The administration of chemotherapeutic drugs is the first-line treatment or the NSCLC [10]. Though, many patients with advanced state of NSCLC moderately response to these treatments with less than 35 % response rate and it even lower for the second-line treatments [11], [12]. Moreover, the adverse effects linked with chemotherapeutic drugs reduce the application of these drugs. Therefore, the exploration of novel approaches for the NSCLC treatment is required. The survival rates of cancer patients are elevated notably over the past decades, but the victims in the later stages are still struggling to attain an operative treatments [13]. The existing cancer therapies have unprotected the nearby healthy cells to a diverse unwanted risks. Therefore researchers attempting to shift their attention to safer and potential formulation as they have potential to mediate a various cellular events like growth, metastasis, and apoptosis [14].

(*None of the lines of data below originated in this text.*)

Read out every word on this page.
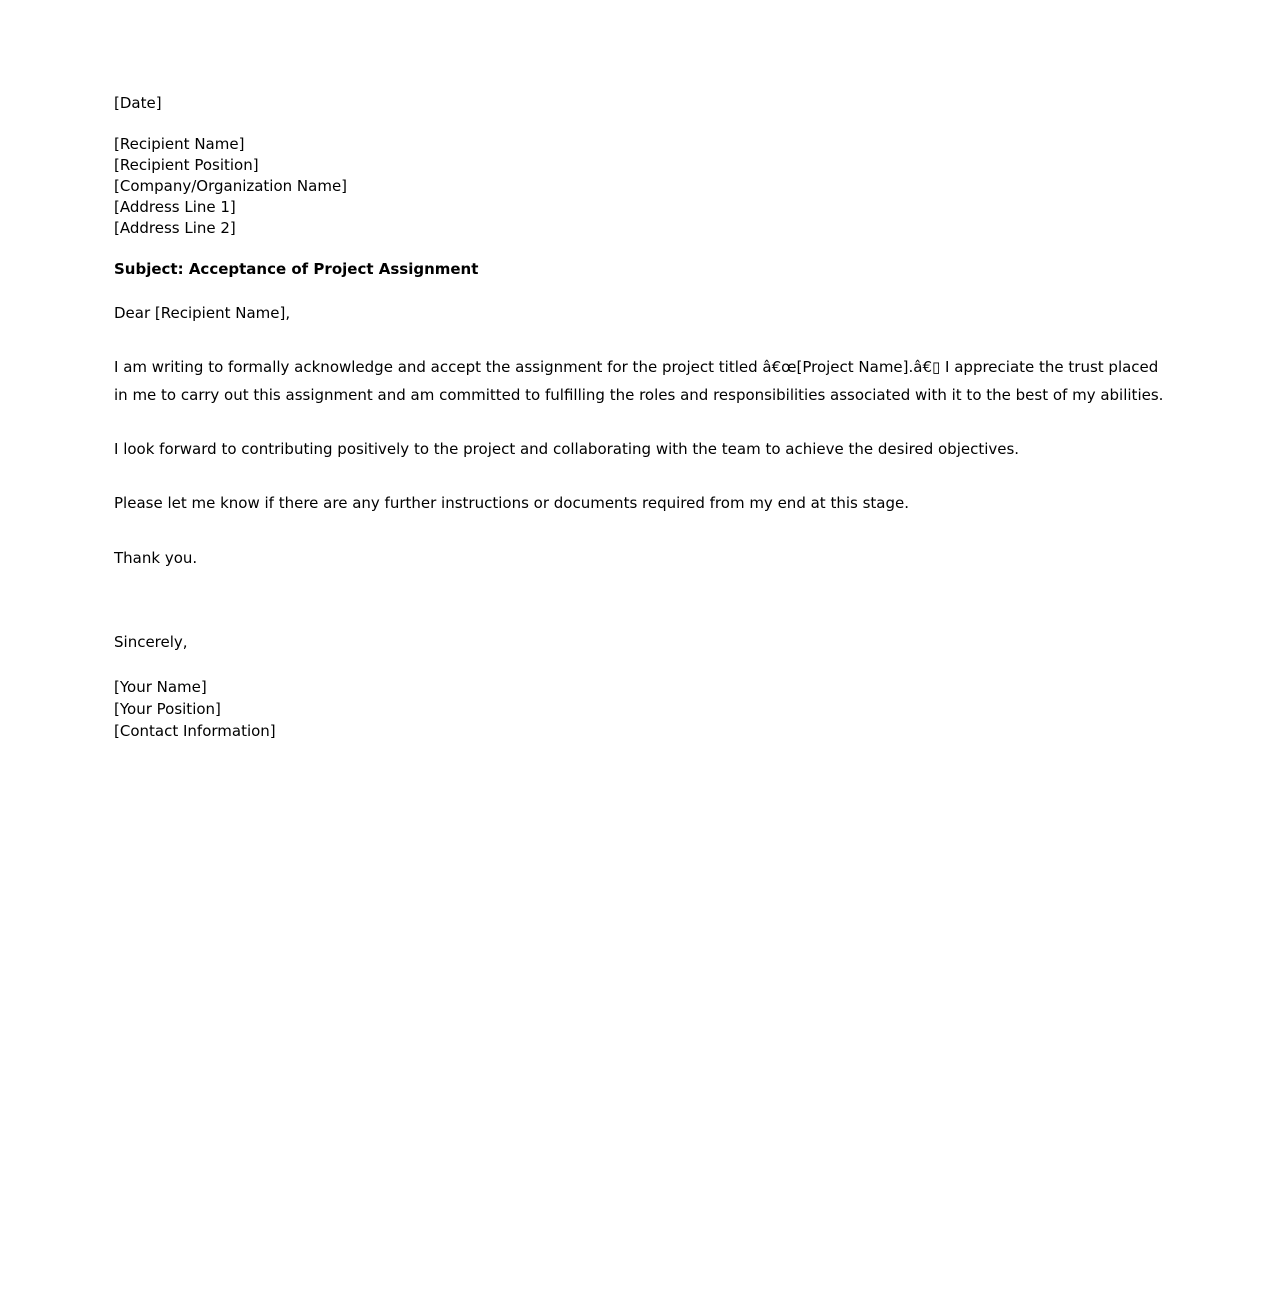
[Date]
[Recipient Name]
[Recipient Position]
[Company/Organization Name]
[Address Line 1]
[Address Line 2]
Subject: Acceptance of Project Assignment
Dear [Recipient Name],
I am writing to formally acknowledge and accept the assignment for the project titled â€œ[Project Name].â€▯ I appreciate the trust placed in me to carry out this assignment and am committed to fulfilling the roles and responsibilities associated with it to the best of my abilities.
I look forward to contributing positively to the project and collaborating with the team to achieve the desired objectives.
Please let me know if there are any further instructions or documents required from my end at this stage.
Thank you.
Sincerely,
[Your Name]
[Your Position]
[Contact Information]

Nano-formulations has emerged as a talented tool for cancer treatment due to its gene silencing and targeted drug delivery properties in cancer cells. Besides, they also were utilized as a diagnostic tool for different cancers [15]. The advancements in the materials science have donated to nanoparticle-based therapeutic options and becoming a hopeful therapeutic strategy [16]. Nano-formulations demonstrate a hopeful option to attain improved bioavailability and targeted delivery of free drugs [17]. Nanomaterials contributing a major role in the novel biomedical researches, and in diverse fields of science and technology [18].

Chitosan is a derivative of chitin and talented natural polysaccharide, which is extensively utilized due to its easy degradation and biocompatibility without toxicities [19]. Chitosan based polymeric micelles was being emerged for the enhancement of bioavailability of many drugs and minimizing their toxicities [20], [21], [22]. Titanium dioxide (TiO₂) is naturally available oxide with wide surface area and utilized as a good material in health and medical usages because of its inert property [23], [24]. Both TiO₂ and chitosan are inert, biocompatible and chemically stable hence they could be supportive in the formulation of nano-carriers for the drug delivery and other purposes. Crocin is a bioactive compound of plant Crocus sativus L. [25]. Crocin demonstrated the excellent bioactivities experimentally like anti-nociceptive [26], neuroprotective [27], [28], nephron-protective [29], hepato-protective [30], and cardio-protective [31] activities. The current study was focused to formulate the Tin oxide-Chitosan-Polyethylene glycol-Crocin nanocomposites (SCP-Cr-NCs) and evaluate its therapeutic roles against the NSCLC in both in vitro and in vivo models.